ルリマツリ
「おっ、ルリちゃん、やる気あるねーっ!」
遠藤先輩が、持ち運び用給水機を持つルリの両手にはめられた軍手を指差して言った。
「ふふふ」
ルリはその言葉に肯定も否定もせずに、ただ笑った。端から見ると、ジャージに軍手をしている姿は、いかにも頑張るぞ!という表れのように見えるのか、と思いながら。
今からする仕事に対してけっしてやる気がないわけではないものの、他の人がしていない軍手をわざわざ家から持参してはめているのは、実のところ、手を汚したくないからだ。
春に大学に入学した当初、ルリはサークルに入るつもりはなかった。
中高と帰宅部だったことはなく、どちらかと言えば、どっぷりがっつりしっかり活動に参加し、気が付くと中枢になってしまっていたため、もし、サークル活動に参加したら、集中してしまうことは容易に想像できたから。でも、今は、それはできないと。
そのことを学校外の友人たちに話したら、思いもよらず、新入生が色々なところから勧誘されるのは今だけなのだし、ゆるいところでもいいから、どこかには所属してみた方がいいと勧められた。
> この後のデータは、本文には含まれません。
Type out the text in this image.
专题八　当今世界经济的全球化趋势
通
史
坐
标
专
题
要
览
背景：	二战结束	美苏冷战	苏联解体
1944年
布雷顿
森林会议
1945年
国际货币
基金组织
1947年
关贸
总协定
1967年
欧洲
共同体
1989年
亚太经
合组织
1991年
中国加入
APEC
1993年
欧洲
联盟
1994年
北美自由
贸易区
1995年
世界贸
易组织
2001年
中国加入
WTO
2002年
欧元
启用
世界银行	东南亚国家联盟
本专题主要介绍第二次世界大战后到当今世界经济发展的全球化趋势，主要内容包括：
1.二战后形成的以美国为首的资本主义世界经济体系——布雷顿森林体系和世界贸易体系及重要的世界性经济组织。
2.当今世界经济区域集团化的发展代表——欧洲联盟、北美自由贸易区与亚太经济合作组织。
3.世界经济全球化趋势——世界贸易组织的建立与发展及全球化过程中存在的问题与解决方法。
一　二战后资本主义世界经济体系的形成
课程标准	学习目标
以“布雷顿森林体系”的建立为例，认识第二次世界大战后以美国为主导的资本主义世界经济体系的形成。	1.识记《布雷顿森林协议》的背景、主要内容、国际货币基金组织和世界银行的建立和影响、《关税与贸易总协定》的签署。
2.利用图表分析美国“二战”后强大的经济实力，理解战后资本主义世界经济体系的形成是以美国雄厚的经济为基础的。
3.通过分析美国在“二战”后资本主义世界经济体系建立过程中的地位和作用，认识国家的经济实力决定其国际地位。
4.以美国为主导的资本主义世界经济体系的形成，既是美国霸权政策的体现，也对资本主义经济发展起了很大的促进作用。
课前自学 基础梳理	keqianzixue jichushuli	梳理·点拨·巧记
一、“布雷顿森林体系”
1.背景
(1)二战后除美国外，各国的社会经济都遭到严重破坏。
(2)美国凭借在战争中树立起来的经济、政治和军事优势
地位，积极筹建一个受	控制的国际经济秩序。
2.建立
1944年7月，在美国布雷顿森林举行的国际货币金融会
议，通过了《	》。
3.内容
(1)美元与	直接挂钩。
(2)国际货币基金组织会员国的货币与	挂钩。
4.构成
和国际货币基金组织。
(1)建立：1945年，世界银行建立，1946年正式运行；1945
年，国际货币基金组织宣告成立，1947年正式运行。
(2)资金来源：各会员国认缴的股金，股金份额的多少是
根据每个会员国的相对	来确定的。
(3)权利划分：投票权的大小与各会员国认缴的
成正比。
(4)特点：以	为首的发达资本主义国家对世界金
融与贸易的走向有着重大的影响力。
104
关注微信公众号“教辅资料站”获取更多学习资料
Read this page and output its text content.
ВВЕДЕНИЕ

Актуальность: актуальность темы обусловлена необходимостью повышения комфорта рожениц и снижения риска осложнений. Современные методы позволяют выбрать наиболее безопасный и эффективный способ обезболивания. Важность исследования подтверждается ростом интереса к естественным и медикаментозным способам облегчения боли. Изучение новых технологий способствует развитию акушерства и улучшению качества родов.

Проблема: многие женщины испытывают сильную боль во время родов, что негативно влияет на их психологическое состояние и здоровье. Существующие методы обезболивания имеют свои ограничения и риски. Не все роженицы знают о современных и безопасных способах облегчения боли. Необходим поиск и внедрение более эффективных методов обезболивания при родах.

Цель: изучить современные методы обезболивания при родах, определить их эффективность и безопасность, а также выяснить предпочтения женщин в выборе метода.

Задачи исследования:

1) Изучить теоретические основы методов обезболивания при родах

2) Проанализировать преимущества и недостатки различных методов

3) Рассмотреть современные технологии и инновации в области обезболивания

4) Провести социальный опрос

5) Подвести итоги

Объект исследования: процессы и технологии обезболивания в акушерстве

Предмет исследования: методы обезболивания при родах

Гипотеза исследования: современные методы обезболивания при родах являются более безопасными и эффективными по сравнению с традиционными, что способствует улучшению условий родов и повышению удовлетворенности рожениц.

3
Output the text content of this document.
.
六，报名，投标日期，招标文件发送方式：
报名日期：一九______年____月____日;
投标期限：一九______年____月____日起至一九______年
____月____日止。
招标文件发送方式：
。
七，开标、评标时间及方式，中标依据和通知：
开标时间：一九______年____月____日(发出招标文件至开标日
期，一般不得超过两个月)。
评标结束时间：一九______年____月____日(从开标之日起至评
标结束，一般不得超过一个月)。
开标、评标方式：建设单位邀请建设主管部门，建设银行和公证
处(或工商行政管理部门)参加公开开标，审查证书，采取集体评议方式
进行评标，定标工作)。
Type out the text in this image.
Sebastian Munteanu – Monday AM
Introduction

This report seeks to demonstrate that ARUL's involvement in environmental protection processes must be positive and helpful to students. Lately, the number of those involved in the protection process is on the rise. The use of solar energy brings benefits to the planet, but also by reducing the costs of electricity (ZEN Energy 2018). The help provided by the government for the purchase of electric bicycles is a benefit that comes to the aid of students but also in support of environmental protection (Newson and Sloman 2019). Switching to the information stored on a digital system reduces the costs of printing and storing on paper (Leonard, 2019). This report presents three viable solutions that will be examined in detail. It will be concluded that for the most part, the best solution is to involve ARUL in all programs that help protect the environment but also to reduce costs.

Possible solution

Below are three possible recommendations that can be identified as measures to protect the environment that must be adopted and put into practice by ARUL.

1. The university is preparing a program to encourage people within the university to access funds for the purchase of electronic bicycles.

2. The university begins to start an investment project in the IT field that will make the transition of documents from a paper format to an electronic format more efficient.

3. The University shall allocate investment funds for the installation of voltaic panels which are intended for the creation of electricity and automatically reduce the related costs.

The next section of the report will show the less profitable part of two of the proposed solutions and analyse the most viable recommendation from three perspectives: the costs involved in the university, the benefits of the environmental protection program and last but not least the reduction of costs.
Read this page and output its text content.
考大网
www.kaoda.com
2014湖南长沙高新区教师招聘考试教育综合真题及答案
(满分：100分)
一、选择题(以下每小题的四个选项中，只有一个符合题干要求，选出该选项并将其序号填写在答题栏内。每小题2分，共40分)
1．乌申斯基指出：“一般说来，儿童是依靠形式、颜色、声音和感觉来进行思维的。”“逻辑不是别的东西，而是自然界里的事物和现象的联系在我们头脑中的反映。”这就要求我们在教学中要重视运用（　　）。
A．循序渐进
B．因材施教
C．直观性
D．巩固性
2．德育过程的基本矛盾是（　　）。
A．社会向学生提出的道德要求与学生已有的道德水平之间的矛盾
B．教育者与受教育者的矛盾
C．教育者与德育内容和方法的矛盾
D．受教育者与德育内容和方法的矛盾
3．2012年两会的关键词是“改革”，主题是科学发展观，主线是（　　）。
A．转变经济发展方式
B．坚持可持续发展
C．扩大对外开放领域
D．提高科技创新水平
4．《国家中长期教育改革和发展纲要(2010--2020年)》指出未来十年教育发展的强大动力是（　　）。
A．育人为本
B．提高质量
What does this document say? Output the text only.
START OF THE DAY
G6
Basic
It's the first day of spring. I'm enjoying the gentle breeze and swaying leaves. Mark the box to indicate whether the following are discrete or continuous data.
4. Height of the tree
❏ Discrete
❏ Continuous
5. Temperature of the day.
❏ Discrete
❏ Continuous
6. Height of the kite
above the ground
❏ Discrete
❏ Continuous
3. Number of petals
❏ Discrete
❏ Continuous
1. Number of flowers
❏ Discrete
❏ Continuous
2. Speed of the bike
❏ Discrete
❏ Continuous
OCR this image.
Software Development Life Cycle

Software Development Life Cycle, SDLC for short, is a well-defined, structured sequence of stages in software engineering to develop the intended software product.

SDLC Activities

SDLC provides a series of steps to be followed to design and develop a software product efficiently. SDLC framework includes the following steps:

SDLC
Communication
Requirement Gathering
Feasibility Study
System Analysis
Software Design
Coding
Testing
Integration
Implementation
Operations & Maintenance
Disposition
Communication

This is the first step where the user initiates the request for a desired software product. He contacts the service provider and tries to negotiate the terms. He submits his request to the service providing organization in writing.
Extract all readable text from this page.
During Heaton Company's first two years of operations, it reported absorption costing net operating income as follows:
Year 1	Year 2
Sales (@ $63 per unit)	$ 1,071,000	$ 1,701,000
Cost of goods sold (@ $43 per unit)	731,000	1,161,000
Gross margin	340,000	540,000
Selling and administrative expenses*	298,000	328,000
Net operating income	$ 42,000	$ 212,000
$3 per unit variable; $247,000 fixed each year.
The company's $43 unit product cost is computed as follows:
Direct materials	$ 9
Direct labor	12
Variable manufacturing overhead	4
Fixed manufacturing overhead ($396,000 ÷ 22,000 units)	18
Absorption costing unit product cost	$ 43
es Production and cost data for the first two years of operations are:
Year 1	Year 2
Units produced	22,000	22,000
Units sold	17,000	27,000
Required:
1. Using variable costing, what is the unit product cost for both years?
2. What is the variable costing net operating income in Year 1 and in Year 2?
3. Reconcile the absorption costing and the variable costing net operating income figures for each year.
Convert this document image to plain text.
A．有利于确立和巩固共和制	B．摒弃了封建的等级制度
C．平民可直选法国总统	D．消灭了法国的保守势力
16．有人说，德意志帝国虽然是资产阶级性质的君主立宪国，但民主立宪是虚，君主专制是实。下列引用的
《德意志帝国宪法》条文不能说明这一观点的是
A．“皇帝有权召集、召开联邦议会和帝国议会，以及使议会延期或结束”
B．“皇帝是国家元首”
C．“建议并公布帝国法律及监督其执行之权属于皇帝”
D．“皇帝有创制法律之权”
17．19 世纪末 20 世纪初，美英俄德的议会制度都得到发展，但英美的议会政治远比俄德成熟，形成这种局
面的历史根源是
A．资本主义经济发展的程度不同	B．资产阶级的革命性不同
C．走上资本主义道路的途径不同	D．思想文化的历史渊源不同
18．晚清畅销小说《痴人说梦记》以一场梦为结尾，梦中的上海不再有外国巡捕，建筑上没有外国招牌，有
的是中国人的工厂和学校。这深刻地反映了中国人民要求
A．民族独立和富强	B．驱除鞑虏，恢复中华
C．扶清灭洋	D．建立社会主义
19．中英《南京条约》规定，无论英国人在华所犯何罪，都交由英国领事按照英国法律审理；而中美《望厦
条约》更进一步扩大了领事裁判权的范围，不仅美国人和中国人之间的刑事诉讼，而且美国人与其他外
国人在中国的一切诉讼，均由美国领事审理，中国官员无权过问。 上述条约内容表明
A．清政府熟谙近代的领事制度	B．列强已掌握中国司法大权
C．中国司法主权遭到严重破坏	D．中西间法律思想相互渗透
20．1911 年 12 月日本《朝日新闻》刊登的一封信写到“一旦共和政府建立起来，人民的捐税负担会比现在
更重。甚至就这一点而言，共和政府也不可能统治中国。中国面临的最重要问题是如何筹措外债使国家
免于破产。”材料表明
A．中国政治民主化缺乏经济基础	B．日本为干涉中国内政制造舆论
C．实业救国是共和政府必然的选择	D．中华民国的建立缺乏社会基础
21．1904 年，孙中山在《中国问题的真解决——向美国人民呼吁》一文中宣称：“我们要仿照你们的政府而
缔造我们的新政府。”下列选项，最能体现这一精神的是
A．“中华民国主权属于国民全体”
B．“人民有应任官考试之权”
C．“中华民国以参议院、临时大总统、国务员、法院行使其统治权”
そういうものか……とみんなの助言を思いながら、学校で定められていた新歓日の学生でごった返すキャンパスを歩く。何枚か渡されたサークル紹介チラシの中に、「ホワイトタイガー」のものもあった。やさしそうな雰囲気の人に「よかったら見学だけでも来てみて!うちは、ゆる~くやってるから」と渡されたのだ。それは、非公式のサッカーサークルだった。
文化部専門のルリにサッカーサークル?とは思ったが、「ゆる~く」という言葉に引かれて、説明ぐらいは聞きに行ってもいいかな……と、指定されている会場にひとりで足を運んだ。周囲のクラスのコたちは、それぞれ情報交換したり、何人かで連れ立って見学に行っているようだが、ルリ自体が入るかどうかも、どのぐらい関心があるのかも分からなかったし、他のコたちと好みを擦り合わせて相談するものでもないかな、ということからだった。
ルリが訪れた時に対応してくれた男女の先輩はとてもフレンドリーで、初対面でも親しみやすい雰囲気。高校時代のサッカー部を思い出すと花形で華やかなイメージがあり、ちょっとルリのフィールドとはかけ離れていた。……というか、そもそも運動部は門外だった。説明の中で、「体育会の公式部ではないし、練習も週3回、バリバリ練習するというよりは、サッカー好きが楽しく親しむサークル」と伝えられた。女子の先輩も数人いて、マネージャーをしているとのこと。マネージャーは、練習時に選手たちに水を配ったり、球拾いをしたり、ベテランになったらスコアつけなども……でも、ルールを知らない初心者でも全然問題ないと言う。姉妹チームがあるので、そのチームとの練習試合に出向くこともあれば、週一で練習後に懇親会兼飲み会もあると。
ルリは、もし入会したとしても、ほぼ確実に週一回しか参加できない旨を伝えたが、それでも、まったく構わないと言う。本当に「ゆる~い」らしい。即決するのはどうかと思い、少し考えてみますと、その場を後にする。先輩たちはにこやかに「軽い気持ちでも大丈夫だからね~。待ってるよ!」と、どこまでも感じがよかった。